Я первым те фигурки увидел. Возле маленькой березовой рощицы, которая еще голая стояла, насквозь просвечивала — недвижимые стояли, так, словно нас поджидая. Я и говорю пьяному сброду:
— Вы с коней слезайте, и, обождя минут десять, к этой роще идите. Да не все сразу, а — этак штук по десять. Потом, как окружите там все, так и нападайте. Ну, а я первым пойду — заговорю их…

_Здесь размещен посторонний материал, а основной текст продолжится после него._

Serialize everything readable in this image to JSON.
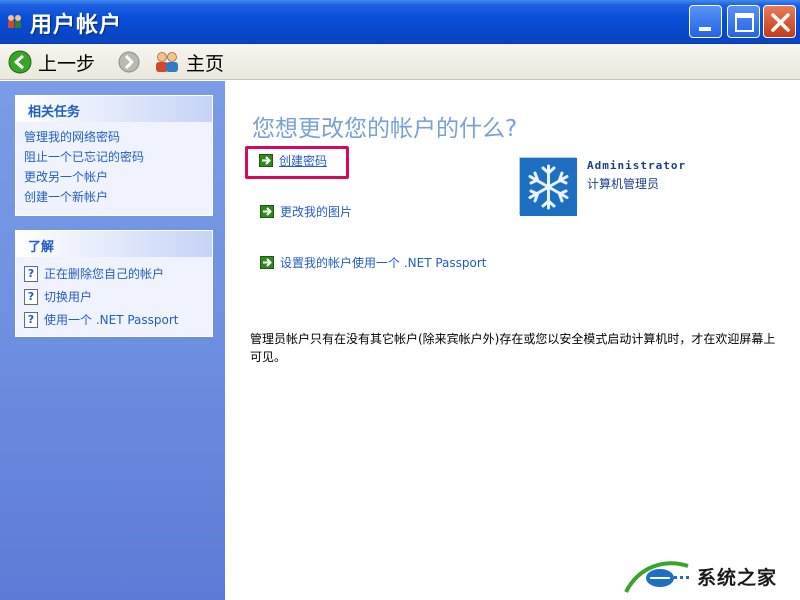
{
  "window": {
    "title": "用户帐户"
  },
  "toolbar": {
    "back_label": "上一步",
    "home_label": "主页"
  },
  "sidebar": {
    "related_tasks": {
      "header": "相关任务",
      "items": [
        "管理我的网络密码",
        "阻止一个已忘记的密码",
        "更改另一个帐户",
        "创建一个新帐户"
      ]
    },
    "learn": {
      "header": "了解",
      "items": [
        "正在删除您自己的帐户",
        "切换用户",
        "使用一个 .NET Passport"
      ]
    }
  },
  "main": {
    "title": "您想更改您的帐户的什么?",
    "actions": [
      "创建密码",
      "更改我的图片",
      "设置我的帐户使用一个 .NET Passport"
    ],
    "account": {
      "name": "Administrator",
      "role": "计算机管理员"
    },
    "note": "管理员帐户只有在没有其它帐户(除来宾帐户外)存在或您以安全模式启动计算机时，才在欢迎屏幕上可见。"
  },
  "watermark": {
    "text": "系统之家"
  },
  "colors": {
    "titlebar": "#0a4fd8",
    "sidebar": "#6e8ee0",
    "link": "#215dc6",
    "highlight": "#d40a5e"
  }
}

Говорил я это не от смелости — ибо и не было у меня никакой смелости, но от того только, что хотел выслужиться; чтобы почитали меня героем, чтобы еще повыше прорваться. Ну, я спрыгнул я со своей клячи и пошел; где снег, а где грязь меся. Один раз, помню, нога у меня подвернулась, ну и повалился я в эту грязь — руками больно ударился, кафтан свой дорогой испачкал; ну, вот и думаю: «Хорошо же: кем вы не были — поплатитесь за мое унижение. Уж, я то для вас такую казнь придумаю!..»
Но вот подхожу, и вижу: сидит на березоньке, лет этак десять тому назад, моим отцом лесорубом поваленной, такая красавица, что и не смогу я описать ее — она уж Святою для меня теперь стала. Рядом же с ней, на перине из подснежников, лежал юноша, весь белый-белый, со светло-русыми волосами, глаза то его чуть приоткрыты, и из них лазурный цвет пышет. Рубаха же белая на груди того юноши разодрана и видны следы крови — рядом же стрела темная лежит.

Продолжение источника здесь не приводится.